The S340 Elite runs louder at 1300RPM, and part of that is because both its fans are directly against the top and rear panels. They're also just a bit louder, at 38.1dBA.

The 570X at 1550RPM is nearly a perceptual 2X increase in volume from the 270R at 1050RPM, but is still manageable.

For reference, the average phone's text tone at max volume seems to be around 80dB, based on our loose tests. Conversation is about 65dB.

Corsair 570X & Corsair 270R Review Conclusion

Let's start the conclusion with the 270R: This is the easier case to discuss. The 270R, at its $60 price-point for a non-windowed variant, is one of the easiest pick-ups at its price. The $70 alternative starts to enter into competition with the long-treasured NZXT S340, the CM MasterBox, and Fractal Define S. The In Win 303 sort of counts, but you'd have to buy a few fans -- so that instantly puts the 303 closer to the 400C in price.

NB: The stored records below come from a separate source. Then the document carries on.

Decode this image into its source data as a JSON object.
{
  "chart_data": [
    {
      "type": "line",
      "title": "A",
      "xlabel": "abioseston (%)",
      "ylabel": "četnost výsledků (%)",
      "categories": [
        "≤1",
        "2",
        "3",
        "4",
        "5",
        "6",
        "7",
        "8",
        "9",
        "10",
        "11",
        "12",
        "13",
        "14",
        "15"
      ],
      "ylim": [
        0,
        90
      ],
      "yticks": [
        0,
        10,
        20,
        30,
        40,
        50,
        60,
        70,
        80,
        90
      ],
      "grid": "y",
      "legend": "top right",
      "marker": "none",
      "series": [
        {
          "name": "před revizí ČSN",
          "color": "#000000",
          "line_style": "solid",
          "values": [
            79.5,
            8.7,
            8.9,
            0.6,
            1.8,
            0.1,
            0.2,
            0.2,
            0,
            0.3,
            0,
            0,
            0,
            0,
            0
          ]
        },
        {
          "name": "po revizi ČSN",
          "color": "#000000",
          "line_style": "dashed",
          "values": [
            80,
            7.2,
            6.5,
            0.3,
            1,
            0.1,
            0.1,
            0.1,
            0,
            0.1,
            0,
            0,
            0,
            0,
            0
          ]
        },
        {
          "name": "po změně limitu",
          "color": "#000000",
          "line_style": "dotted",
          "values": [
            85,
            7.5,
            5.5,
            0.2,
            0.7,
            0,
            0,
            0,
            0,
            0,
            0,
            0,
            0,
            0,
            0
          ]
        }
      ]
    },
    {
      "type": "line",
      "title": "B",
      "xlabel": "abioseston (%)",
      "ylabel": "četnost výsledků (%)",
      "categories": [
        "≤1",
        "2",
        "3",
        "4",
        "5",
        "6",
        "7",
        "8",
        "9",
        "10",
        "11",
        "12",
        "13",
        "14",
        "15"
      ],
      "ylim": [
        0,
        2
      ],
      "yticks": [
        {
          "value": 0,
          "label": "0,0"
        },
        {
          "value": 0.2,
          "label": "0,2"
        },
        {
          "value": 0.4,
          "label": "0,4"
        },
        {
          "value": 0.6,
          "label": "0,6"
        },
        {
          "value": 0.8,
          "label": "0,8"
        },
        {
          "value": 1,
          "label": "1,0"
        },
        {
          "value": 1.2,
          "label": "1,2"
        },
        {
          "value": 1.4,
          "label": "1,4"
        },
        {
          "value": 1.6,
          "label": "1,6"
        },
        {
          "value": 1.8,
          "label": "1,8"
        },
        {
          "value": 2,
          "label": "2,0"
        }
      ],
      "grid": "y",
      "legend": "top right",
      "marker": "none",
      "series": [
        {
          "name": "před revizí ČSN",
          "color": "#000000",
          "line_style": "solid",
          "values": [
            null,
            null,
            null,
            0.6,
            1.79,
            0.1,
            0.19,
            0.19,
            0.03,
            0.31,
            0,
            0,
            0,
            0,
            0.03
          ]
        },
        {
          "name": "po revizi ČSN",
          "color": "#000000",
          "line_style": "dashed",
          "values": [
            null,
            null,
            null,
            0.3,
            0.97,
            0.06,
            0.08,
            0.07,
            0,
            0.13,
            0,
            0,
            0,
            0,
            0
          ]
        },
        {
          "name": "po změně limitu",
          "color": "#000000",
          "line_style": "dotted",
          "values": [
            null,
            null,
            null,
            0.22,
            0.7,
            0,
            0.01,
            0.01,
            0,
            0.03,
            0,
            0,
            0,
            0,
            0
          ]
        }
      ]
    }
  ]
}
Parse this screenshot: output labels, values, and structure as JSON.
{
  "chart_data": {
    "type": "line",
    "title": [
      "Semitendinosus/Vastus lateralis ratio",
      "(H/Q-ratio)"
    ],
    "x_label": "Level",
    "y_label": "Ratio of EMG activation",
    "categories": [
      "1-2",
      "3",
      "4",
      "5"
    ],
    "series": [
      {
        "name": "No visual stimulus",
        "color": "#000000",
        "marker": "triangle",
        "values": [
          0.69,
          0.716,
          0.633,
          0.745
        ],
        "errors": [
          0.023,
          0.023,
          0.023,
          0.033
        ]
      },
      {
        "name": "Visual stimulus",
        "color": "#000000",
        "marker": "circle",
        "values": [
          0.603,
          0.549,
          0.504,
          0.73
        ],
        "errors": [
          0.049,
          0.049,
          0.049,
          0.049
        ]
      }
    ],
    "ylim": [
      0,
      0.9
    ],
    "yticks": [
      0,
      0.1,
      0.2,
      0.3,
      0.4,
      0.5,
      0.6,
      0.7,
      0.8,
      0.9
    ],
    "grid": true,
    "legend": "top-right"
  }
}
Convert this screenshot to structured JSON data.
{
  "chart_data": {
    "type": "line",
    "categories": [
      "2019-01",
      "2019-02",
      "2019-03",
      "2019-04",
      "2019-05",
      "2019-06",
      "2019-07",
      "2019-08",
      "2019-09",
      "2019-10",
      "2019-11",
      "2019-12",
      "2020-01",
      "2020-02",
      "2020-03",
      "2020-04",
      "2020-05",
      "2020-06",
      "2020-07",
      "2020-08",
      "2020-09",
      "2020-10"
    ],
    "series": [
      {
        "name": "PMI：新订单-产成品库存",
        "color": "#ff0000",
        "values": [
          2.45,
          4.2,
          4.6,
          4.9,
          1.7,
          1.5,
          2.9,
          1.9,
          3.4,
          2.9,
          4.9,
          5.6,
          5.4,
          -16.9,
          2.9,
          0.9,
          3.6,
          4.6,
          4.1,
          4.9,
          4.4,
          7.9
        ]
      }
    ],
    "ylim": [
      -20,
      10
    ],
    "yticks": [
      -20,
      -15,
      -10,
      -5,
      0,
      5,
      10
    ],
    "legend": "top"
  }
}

We like the 270R. Even at $70, where the competition is tougher, it's a good solution. The 270R cools adequately on all fronts, is fairly quiet even at its higher RPMs -- there's a good chance that your components will be louder than the fans -- and it's easy to build in, other than small gripes with the expansion slot screws. NZXT does a better job with cable management in its $70 S340, but Corsair's case does better with cooling. To each their own.

And the hard one: The 570X. We're not sure what to make of this case's visuals, to be honest. We've asked a few staffers what they thought of the case, and it's largely been mixed. Andrew, the man behind the camera, used the words "modern construction" and suggested that the LEDs seemed unnecessary. I somewhat agree. On the other hand, we've had people say that the LEDs are necessary to make the case work, since it appears sort of plain otherwise.



It does sort of look like Corsair just bolted a bunch of glass to a frame, and that's because that's exactly what they did. Not to say that this is a bad thing, it's just a personal/subjective thing, and we're not much in the business of commenting on that. If you like that look—great! Go for it. If not, well, there are plenty of other options at the high-end. Be Quiet!'s Dark Base 900 comes to mind, Corsair's older 760T, Thermaltake's P3 and P5, and plenty of others.

The 570X is easy to build in and has a pretty good controller, despite being limited to hardware switching. The first unit we received had issues with lighting, but a replacement controller did resolve those problems. We don't factor this against the case's review, as it was swiftly resolved and seems to be a one-off issue. Just worth mentioning in case someone else encounters this in the future.

ed-choice-corsair-270r quality-build-corsair-570x

Regardless, the only real concern with the 570X is going to be dust. We obviously didn't have enough time to let dust accumulate, but all that glass means (1) it's going to be visible, just like all the finger prints on each side, and (2) the forced intake in small spaces means targeted dust accumulation. Run those filters under water (and let them dry) a few times a year, and it should be a non-issue. Just remember to take care of the case, for sake of temperatures. This isn't really unique to Corsair's 570X, anyway.

The 270R is easy to recommend. For its $60-$70 price-point and assertive posture against nearby competition, we are awarding the Corsair 270R with our Editor's Choice award. The 570X is well-built, and if only for the SSD sleds and split-level board tray, we're giving it our Quality Build award. There's too much good competition at the $180 price-point to receive Editor's Choice merits, but it's still well-built.

If you'd like to research nearby options to the 270R, we'd suggest Corsair's own 400C (reviewed here) and 600C (reviewed here), the NZXT S340 ($70), CM MasterBox (~$65), and Fractal Define S. The 270R would be our go-to choice for budget rigs that deserve a bit more than a 200R.